Site descriptionAmerican Electric Power's Conesville Power Plant is in Conesville, Ohio on the Muskingum River in Coshocton County. The facility was first operational in 1959 and, at its peak, had six coal-fired units with a net capacity of 2,175-MW. The last unit was retired in 2020. Coal ash from the plant is stored in an ash pond complex that was originally constructed in the 1950s. Plant Conesville’s Ash Landfill and Ash Pond are both regulated under the CCR-rule.
According to a 2009 assessment, the plant's ash pond complex was rated as having a significant hazard potential, indicating that economic and environmental damage would occur if the ponds failed. Flue gas desulfurization (FGD) waste from the site used to be disposed of in an on-site landfill located northwest of the ash pond complex.
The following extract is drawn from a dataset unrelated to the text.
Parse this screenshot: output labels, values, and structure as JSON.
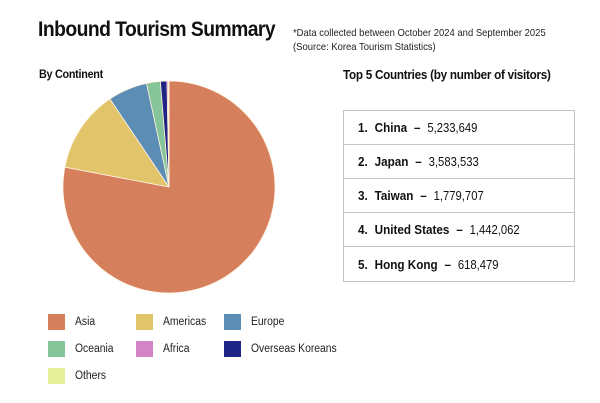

The FGD landfill was capped and closed in 1988, and it is on the U.S. Environmental Protection Agency's list of proven damage cases due to groundwater contamination. Currently, stored coal ash and air pollution scrubber sludge from the plant that is not sold for "beneficial reuse" is excavated from the on-site ash ponds and disposed of off-site in the Conesville Residual Solid Waste Landfill. This 52-acre landfill was initially permitted in 1985 and is located about two and a half miles northeast of the plant. Groundwater monitoring data for the landfill is publicly available from the Ohio Environmental Protection Agency.